CCPS urges European Commission to improve procurement rules
Posted on Thursday 14 April 2011
CCPS is urging the European Commission to refine and improve EU public procurement policy, expressing the strong view that current arrangements are not fit for purpose in relation to contracts for social care services.
In its response to a Commission Green Paper on procurement, issued for consultation earlier this year, CCPS highlights providers' experiences of competitive tendering in social care and points out that "research clearly demonstrates that the application of EU procurement policy to social services has impacted negatively both on the social services workforce and on service quality, chiefly because quality in social services is not amenable to evaluation or scoring by public authorities as a paper exercise."

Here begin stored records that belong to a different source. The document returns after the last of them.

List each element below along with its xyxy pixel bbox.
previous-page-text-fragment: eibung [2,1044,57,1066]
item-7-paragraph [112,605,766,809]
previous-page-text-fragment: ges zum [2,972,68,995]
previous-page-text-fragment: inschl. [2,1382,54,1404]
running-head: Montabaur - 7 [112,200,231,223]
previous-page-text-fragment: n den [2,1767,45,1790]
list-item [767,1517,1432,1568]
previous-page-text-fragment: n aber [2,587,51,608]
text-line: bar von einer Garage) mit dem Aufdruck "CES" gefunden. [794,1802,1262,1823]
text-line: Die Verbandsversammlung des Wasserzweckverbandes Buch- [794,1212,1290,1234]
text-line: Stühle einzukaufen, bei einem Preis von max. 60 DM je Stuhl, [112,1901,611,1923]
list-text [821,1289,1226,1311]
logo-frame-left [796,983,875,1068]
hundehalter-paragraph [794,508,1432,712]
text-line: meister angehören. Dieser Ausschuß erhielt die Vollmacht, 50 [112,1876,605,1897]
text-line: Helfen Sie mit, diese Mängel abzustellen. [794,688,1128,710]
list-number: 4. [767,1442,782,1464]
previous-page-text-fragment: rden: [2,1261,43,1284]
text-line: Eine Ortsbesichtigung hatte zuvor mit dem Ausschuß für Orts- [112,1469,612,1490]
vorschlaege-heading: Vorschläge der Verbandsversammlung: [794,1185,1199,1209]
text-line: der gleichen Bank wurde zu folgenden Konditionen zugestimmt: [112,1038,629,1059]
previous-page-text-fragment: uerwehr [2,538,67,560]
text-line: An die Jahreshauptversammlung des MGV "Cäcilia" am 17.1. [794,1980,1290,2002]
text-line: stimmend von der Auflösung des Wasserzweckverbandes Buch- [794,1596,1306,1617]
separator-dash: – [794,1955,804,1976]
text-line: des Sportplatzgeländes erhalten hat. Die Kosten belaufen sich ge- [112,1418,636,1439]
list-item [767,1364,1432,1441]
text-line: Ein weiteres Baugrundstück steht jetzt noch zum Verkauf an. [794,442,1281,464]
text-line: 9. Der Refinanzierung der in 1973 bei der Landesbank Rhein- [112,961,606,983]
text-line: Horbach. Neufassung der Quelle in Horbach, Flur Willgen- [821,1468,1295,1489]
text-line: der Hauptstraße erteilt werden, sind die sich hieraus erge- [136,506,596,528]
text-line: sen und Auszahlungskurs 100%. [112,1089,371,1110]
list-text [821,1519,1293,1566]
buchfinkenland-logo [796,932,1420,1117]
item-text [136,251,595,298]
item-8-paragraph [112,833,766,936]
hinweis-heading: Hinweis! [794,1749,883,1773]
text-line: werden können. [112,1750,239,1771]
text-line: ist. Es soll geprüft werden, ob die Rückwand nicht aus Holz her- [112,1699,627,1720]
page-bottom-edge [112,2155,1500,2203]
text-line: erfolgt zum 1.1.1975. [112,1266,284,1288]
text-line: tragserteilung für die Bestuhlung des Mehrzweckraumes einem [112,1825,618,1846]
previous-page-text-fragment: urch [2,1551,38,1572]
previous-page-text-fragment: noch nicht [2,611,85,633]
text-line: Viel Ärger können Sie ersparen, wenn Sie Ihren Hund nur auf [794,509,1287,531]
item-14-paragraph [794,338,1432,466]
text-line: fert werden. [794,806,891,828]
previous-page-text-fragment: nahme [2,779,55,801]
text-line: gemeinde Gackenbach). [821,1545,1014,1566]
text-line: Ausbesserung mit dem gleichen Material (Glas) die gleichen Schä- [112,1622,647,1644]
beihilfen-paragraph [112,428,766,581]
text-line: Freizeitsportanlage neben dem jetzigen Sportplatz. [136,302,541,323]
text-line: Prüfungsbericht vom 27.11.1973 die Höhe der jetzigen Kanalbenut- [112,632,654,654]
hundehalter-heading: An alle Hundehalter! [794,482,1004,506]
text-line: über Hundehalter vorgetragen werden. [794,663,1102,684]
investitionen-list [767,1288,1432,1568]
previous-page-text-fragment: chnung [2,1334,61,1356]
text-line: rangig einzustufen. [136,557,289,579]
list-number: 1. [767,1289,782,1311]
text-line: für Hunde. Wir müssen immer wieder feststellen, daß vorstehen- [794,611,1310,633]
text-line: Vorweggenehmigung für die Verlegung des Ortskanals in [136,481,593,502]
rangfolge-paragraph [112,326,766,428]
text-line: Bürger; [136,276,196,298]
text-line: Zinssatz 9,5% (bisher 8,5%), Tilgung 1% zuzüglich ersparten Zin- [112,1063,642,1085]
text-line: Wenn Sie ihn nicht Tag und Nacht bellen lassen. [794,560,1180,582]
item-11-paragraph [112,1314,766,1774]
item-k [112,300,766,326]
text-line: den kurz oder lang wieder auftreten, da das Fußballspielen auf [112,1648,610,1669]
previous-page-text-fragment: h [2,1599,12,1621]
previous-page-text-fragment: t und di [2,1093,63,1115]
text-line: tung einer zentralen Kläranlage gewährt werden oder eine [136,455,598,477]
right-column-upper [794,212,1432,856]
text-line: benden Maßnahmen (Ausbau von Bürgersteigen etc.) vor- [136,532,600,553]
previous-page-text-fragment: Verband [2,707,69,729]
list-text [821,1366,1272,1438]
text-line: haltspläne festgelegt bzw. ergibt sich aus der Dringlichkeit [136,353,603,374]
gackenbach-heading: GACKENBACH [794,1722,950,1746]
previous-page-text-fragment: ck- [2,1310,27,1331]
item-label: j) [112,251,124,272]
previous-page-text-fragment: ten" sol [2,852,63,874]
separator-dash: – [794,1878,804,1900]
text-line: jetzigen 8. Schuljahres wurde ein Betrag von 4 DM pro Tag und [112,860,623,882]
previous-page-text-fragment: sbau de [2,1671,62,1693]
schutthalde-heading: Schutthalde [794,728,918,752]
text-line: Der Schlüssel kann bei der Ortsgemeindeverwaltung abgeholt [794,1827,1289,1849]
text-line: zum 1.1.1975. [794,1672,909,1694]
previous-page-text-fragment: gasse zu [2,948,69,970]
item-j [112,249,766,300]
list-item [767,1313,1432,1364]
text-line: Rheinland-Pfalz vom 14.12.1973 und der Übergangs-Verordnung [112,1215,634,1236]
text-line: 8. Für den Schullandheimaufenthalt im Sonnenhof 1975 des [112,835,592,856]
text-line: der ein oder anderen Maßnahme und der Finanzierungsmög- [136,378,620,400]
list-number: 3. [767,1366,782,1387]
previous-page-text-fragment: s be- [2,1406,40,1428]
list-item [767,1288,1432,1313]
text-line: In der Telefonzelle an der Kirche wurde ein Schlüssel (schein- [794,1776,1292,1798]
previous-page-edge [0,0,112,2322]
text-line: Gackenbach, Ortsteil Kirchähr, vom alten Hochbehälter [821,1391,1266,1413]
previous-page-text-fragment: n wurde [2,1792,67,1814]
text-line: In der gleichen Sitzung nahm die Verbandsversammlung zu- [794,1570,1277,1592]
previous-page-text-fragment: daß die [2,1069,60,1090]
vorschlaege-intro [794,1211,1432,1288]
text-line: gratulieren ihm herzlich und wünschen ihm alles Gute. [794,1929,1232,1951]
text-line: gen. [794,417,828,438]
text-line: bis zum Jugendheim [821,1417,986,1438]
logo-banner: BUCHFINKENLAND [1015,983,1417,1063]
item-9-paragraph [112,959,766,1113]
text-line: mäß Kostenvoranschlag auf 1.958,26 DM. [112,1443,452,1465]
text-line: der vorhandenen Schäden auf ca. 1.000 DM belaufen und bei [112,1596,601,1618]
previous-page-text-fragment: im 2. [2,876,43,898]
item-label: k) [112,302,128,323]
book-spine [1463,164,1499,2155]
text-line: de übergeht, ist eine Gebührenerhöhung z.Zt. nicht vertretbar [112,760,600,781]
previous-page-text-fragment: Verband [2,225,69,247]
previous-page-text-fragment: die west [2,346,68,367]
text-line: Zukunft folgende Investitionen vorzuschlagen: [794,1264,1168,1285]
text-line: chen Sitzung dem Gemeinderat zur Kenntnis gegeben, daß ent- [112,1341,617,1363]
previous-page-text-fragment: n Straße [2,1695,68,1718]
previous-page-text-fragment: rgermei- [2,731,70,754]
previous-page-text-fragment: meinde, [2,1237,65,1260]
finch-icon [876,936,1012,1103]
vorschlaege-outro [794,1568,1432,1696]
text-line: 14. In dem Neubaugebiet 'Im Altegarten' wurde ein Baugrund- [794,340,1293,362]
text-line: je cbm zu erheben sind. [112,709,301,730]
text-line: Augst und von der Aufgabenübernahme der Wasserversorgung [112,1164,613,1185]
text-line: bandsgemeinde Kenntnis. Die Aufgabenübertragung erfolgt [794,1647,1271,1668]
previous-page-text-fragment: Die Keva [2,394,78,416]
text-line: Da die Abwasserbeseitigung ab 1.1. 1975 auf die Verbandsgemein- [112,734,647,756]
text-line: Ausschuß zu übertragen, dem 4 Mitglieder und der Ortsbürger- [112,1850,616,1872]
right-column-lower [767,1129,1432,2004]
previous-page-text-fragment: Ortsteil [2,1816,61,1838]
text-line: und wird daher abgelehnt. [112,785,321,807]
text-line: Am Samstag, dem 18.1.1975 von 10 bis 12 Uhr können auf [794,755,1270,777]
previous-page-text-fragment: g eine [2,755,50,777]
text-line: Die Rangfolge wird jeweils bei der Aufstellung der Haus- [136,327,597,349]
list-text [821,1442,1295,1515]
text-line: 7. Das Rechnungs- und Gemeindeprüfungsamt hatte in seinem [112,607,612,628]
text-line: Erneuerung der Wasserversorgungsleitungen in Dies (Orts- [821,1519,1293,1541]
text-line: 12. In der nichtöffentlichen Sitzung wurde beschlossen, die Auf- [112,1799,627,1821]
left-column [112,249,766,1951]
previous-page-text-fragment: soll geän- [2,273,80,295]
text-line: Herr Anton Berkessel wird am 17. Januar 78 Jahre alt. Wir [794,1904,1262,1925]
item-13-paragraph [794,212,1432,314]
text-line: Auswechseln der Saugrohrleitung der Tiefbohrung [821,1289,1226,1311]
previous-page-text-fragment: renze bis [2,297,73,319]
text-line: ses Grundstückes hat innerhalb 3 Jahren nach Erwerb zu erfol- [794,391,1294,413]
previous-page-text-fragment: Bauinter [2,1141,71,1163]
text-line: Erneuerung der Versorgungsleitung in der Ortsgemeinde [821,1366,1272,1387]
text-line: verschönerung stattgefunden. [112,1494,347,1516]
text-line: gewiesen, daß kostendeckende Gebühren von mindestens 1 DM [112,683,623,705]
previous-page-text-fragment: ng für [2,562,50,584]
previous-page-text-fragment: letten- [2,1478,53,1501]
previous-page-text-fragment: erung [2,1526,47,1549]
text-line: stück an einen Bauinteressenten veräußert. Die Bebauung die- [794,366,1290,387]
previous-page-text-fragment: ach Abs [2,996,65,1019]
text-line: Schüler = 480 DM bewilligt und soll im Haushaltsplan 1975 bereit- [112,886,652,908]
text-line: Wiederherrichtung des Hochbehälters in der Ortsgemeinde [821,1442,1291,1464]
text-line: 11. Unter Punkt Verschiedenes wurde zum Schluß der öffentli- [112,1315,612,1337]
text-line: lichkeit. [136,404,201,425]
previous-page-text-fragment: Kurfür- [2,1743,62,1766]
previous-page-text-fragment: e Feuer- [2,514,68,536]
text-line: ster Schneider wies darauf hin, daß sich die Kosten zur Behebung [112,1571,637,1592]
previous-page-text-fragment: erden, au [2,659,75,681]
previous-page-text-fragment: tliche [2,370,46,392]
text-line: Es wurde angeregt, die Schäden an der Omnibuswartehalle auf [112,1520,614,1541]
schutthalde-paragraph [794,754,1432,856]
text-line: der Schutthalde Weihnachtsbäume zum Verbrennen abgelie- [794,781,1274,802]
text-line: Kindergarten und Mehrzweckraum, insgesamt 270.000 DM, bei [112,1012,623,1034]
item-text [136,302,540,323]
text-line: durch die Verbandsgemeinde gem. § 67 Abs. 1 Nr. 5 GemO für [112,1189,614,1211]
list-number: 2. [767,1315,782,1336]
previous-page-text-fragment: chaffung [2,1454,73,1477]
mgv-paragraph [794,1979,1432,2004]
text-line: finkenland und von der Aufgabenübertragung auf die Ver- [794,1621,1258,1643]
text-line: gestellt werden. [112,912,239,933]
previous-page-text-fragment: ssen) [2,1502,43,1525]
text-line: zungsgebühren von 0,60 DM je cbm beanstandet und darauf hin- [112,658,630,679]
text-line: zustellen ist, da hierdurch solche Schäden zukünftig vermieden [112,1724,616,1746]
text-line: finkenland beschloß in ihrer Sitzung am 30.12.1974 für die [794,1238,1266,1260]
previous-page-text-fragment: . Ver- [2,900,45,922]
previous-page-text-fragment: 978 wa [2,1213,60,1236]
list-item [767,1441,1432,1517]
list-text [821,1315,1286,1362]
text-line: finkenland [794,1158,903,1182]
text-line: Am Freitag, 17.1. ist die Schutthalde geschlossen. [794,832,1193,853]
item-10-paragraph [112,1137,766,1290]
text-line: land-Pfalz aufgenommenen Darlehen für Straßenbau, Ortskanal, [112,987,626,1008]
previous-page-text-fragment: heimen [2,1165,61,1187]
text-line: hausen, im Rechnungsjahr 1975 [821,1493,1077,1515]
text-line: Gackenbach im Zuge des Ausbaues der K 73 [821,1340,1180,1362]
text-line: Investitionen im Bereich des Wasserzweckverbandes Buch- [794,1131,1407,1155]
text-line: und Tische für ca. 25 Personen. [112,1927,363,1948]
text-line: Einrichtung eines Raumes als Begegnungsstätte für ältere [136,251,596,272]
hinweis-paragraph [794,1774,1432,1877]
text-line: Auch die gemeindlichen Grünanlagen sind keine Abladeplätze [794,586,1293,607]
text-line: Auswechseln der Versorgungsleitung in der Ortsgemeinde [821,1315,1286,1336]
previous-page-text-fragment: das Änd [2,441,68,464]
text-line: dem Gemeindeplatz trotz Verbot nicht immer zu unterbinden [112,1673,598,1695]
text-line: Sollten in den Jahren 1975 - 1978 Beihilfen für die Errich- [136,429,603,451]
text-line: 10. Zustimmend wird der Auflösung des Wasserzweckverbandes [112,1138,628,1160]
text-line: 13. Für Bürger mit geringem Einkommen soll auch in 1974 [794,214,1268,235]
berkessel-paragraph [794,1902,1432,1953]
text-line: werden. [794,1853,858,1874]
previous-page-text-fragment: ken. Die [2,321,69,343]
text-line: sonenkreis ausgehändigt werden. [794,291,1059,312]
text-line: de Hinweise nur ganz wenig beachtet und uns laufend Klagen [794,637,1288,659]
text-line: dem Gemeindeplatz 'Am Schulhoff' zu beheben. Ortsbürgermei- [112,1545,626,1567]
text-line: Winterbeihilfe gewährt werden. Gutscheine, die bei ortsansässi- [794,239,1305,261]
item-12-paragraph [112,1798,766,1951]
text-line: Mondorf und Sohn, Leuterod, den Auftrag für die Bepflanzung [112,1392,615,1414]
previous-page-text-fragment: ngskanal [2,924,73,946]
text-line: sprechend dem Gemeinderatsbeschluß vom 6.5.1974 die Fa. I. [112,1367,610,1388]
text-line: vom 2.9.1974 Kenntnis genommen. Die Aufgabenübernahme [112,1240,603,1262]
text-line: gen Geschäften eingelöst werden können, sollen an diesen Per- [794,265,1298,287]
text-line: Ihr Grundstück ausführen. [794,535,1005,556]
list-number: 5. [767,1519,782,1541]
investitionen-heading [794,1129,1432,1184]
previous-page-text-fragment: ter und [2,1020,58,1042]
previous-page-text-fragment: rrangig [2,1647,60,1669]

The CCPS submission addresses a range of areas for consultation, including the proposal that the distinction between Part A and Part B services be removed; the potential for authorities to give much more consideration to a potential provider's track record and past performance; and whether authorities should be able to set requirements in areas other than those directly related to the contract, for example workforce conditions.
CCPS ends its submission by emphasising that in its view, "social services are entirely distinct from other types of public contract...we feel very strongly that they should be subject to a discrete set of rules that recognise their specific features and do not treat disabled and other vulnerable citizens in effect as ‘commodities’ whose support can be tendered on the open market in a similar way to office furniture, refuse collection or any number of other public contract opportunities."